The work of restoring historical furniture, buildings, and other items is often detailed and meticulous. Conservators must recognize materials, construction techniques, and surface preparations used in a historical object and then use specialized tools – often small tools like those a dentist uses – and sometimes chemical treatments to uncover the item’s original features and appearance. Research is often an essential first step to identify an item and help tell its story. Knowledgeable and highly skilled artisans are needed to undertake the intricate and detailed work of restoring and preserving important expressions of America’s heritage.
Meet Mark Gervasi.
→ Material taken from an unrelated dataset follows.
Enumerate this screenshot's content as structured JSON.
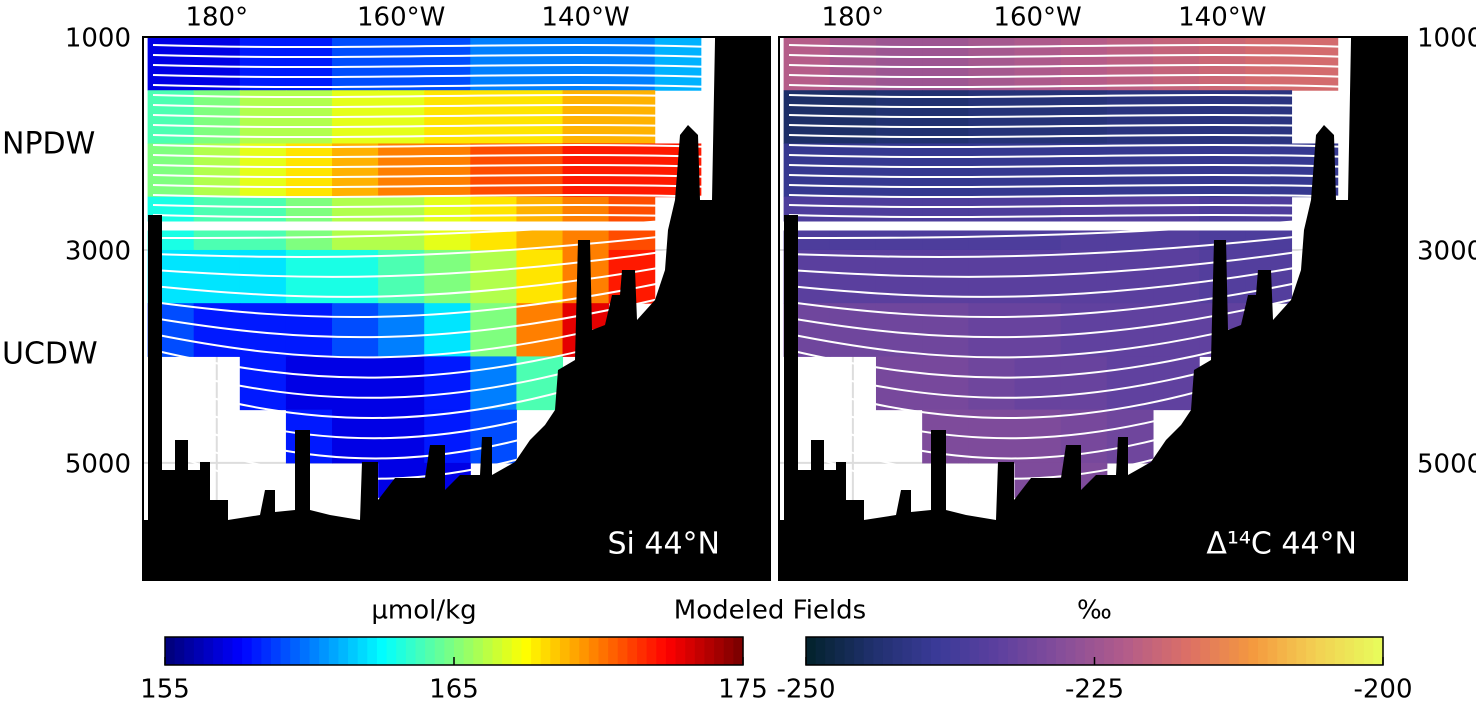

Mark has more than 34 years of experience working to conserve historical buildings, furniture, decorative arts, and other objects for institutions such as the Henry Ford Museum, the Edsel and Eleanor Ford House, and Fair Lane, the Home of Clara and Henry Ford. The Americana Foundation connected with Mark through grants that support restoration and conservation efforts at Fair Lane.
Mark and other conservation experts have become increasingly concerned that cultural institutions will be unable to find qualified conservation staff to help identify, preserve, and restore significant historical items. Recognizing this concern, Fair Lane used a 2017 grant from The Americana Foundation to create a fellowship that equips new conservators with the hands-on craft skills and heritage arts needed for conservation work. Fair Lane used the grant to hire Tamsen Brown as a fellow to work on Fair Lane’s interior restoration under Mark’s leadership. Tamsen, who previously received her a master’s degree in Conservation Studies from West Dean College in the United Kingdom, has assumed a leadership role and is now overseeing the management of Fair Lane’s conservation department.
Mark intends to continue leveraging his conservation skills and knowledge for the benefit of the conservation field. Fair Lane used resources from a 2018 grant from Americana to create a pilot project that enables Mark to provide conservation consulting services and conservation training free of charge to small institutions that lack resources for conservation staff. He conducts site visits to assess an organization’s collections and buildings and recommends conservation activities and training based on the organization’s capabilities and resources. During the pilot project, Mark has visited historical societies in Dearborn, Romeo, Port Huron, and Port Sanilac and has connected with numerous other small museums and institutions. In Fall 2019, Mark will teach an adult education course in St. Clair Shores, MI that provides an overview of antique furniture conservation and restoration techniques using objects from local museums.
Mark’s commitment to the conservation of buildings, furniture and objects that express America’s heritage is reflected in the numerous items that have been restored and now are in use or on exhibit rather than hidden in museum storage. The photos below depict a table that Mark restored on behalf of the Dearborn Historical Museum. Once in the home of Clara Snow, who founded Dearborn’s public library system and served for decades as chairperson of the Dearborn Library Commission, the table had been held in storage for years because of its condition (Photo 1). In addition to cosmetic issues, the mortise and tenon joinery had significant losses (Photo 2), causing structural instability. During the restoration, Mark used new wood to create a new mortis on two sides of the unstable leg (Photo 3), made a new drawer to replace one that was missing, removed and refitted the table top, and refinished the entire piece with new shellac (Photo 4). The museum now can include the table in exhibits that tell the history of Dearborn.